A Conversation With Honey Harper

One of the most pleasant surprises of a COVID-hobbled 2019, Honey Harper’s Starmaker was a laser-focused cosmic-country exercise that owed as much to David Bowie and Brian Eno as it did to Gram Parsons and Glen Campbell. Had Honey Harper’s William Fussell actually toured that album, he surmises that its follow-up would’ve been similar in sound and spirit. But with little feedback from fans to guide his decision-making, Fussell trusted his gut and headed in a different direction for his second effort, embracing a full-band concept with a seasoned group of musicians headlined by multi-instrumentalist Alex Fischel (Spoon) and pedal-steel player Connor Gallaher (Black Lips, Calexico).

As for the music on Honey Harper & The Infinite Sky (ATO), it tests the limits of what one might call country and Americana, which was also Fussell’s intention with Starmaker. This time though, it all feels looser, funnier and less fussed-over. The cover is reflective of that shift. It supplants the clean-shaven, almost mannequin-like Fussell of Starmaker with a hirsute hippie troubadour in aviator shades. The one common dominator: a cowboy hat.

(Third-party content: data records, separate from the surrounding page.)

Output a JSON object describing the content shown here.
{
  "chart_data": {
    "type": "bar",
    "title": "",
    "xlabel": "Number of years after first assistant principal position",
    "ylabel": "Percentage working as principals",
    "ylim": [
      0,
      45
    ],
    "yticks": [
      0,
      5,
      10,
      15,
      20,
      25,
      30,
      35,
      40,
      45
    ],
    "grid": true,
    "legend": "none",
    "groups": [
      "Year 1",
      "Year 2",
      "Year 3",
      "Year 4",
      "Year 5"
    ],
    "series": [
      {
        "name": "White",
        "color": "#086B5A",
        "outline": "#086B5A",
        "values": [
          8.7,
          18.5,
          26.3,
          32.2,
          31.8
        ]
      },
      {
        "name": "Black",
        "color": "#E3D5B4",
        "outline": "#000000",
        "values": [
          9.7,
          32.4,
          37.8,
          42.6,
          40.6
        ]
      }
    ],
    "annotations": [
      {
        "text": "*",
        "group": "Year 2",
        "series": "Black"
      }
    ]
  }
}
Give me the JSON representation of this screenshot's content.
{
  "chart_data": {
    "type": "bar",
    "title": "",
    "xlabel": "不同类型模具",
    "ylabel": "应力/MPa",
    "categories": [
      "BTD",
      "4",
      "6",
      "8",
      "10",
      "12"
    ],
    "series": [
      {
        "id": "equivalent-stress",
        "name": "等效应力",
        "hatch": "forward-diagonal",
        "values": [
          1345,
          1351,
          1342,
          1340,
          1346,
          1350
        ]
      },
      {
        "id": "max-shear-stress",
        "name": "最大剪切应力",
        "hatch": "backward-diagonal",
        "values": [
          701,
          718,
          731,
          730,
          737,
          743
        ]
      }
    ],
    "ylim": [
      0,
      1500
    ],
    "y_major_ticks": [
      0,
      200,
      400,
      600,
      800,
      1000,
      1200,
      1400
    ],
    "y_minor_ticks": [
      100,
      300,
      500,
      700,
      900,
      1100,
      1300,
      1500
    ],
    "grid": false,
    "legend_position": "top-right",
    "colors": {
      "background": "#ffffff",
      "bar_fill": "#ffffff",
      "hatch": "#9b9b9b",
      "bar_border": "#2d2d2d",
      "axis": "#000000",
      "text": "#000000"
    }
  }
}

We caught up with Fussell at home in Toronto between tour legs, where he and his wife, Honey Harper co-founder Alana Pagnutti, are adjusting to life with a new baby. Raised in Georgia, Fussell is now officially a Canadian citizen. So will the real Honey Harper please stand up?

Honey Harper & The Infinite Sky is all over the place in the best sense—and so different from Starmaker in a lot of ways.
Starmaker was very deliberate and very painstakingly done. It was extremely focused. There was a direct purpose: to literally create the sound and the aesthetic of cosmic-country music. Our intention was to truly achieve something that sounded like country music made in space. It was definitely influenced a lot by Brian Eno’s Apollo: Atmospheres And Soundtracks. With this new record, we were trying to go in the exact opposite direction. Starmaker took two and half years, and this one took two and a half weeks. It was done live to tape in an older ’70s country/rock kind of way.

Did the full-band aesthetic on this new album inspire the arrangements?
The songs were written by my wife and I, mostly during the pandemic. Then we went to L.A. and recorded it with a seven-piece band. Half the arrangements happened beforehand, and the other half happened in the studio. We had so many great players who threw their ideas into it.

Was it hard relinquishing the control you had with Starmaker?
Not when you know how great the players are. Not only were they great, but they had great taste. We didn’t even have to say that much—they knew what we were trying to do.

Alana was more involved in this album, correct?
This was the first time we were both all in, as far as the writing process.

What’s the story behind “Ain’t No Cowboys In Georgia”?
The song deals with authenticity and what that means in Americana. I feel like I’ve been battling it for such a long time—this whole idea of being real and not selling out. But the more authentic you try to be, the less authentic it comes across. The song title came from my grandfather. I was being interviewed, and we were discussing my relationship with my grandfather and its deteriorating nature for lots of different reasons. He was a preacher who liked to indulge in alcohol. I made some reference like, “You can never trust a cowboy.” He read the interview and got very upset, as anyone would if their grandson aired something about them publicly in a magazine. He was big into sending me long, grandiose messages on Facebook. At the end of one, he said, “And by the way, they’re ain’t no cowboys in Georgia.” It was one the last things he said to me before he passed away, and he’s not wrong. He had a way with words—that’s for sure.

And then there’s “Boots Mine Gold.”
That’s the only song on the album that was written in the studio. That’s why it sounds so different. I’d been listening to a lot of Harold Melvin & The Blue Notes, and I wanted a song that sounded like that. But we ended up making a song that sounded nothing like that. In the studio, I initially started singing that first line like Michael McDonald. It was a joke. Then I went outside for a break, and the other guys came up with this other part. It’s a nice, fun, disco-country track inspired by the Bee Gees, Flo & Eddie and even Frank Zappa. 

The album’s most straightforward song may be my favorite: “Big Sky,” which closes the album. It’s great how you just fade into the sunset with that one.
That was one of the ideas that came from depressive, drunken showering at the beginning of the pandemic. I’d poke my head out, grab my phone and hum an idea into it. Those were the voice notes I’d play for the band—with the shower running in the background.